Perhaps you aren't reading the other thread or that the mailing list is misbehaving again and you didn't receive my response to your reified ideas argument?  My counter argument was along the same lines as Hoffman's idea that the decoupling from the environment (through interfaces) can lead to (and even select for) *false* ideas.  So, the (again, very slight) flaw in your argument is that it's what you're calling the raw signals that are paramount ... and probably what's being selected for, not the concepts or the ability to form concepts.

Just to restate a little more clearly, what's being selected for are fingers, toes, proprioception, nociception, etc.  That's what provides meaning, not the (perhaps entirely false) thoughts we mistakenly reify and pretend to talk about.

On 09/19/2017 08:58 PM, Russ Abbott wrote:
> I'm disappointed.
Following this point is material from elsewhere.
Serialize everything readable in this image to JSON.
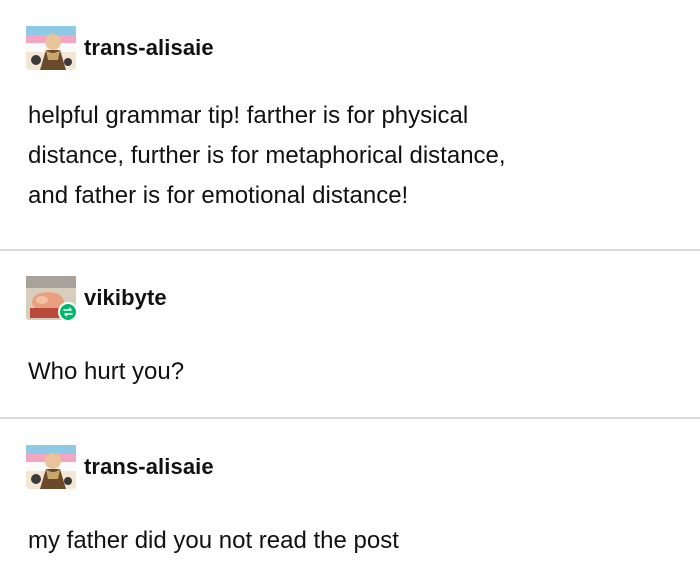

No one bothered to comment on or even notice my post on this subject.  Here it is again.
> 
> An easy way to agree with Hoffman and not get bent out of shape is to acknowledge that anything we think involves something being constructed in our heads. That construction is an idea -- or an emotion, or whatever other modes of awareness we have. That seems to me to be tautological: we can think or feel, etc. nothing but our thoughts, feelings, etc. As I said that's a tautology. After all, when we see something and say, that's a dog, we are converting whatever raw signals we encounter into an image and a concept. We aren't talking about the raw signals. It's impossible for us to be aware of the impact of, say, every photon on our retinas. (I'm assuming it is impossible. Perhaps some people can do something like it.) Also, I'm assuming there is a world that includes photons that we encounter. 
> 
> So this position doesn't deny a world "out there." At the same time it acknowledges that as living beings we have evolved means to make something more useful to us than awareness of raw signals. After all, why have eyes if all they do is give us the equivalent of a plane of pixels. That doesn't tell us anything about friend/foe, nourishment/poison, etc. If our senses weren't hooked up to internal processes that made something of them besides the raw signals, evolution wouldn't have kept and perfected them. 
> 
> So the simple answer is that Hoffman is right that we don't see "the world as it is" but that doesn't mean there isn't a world as it is.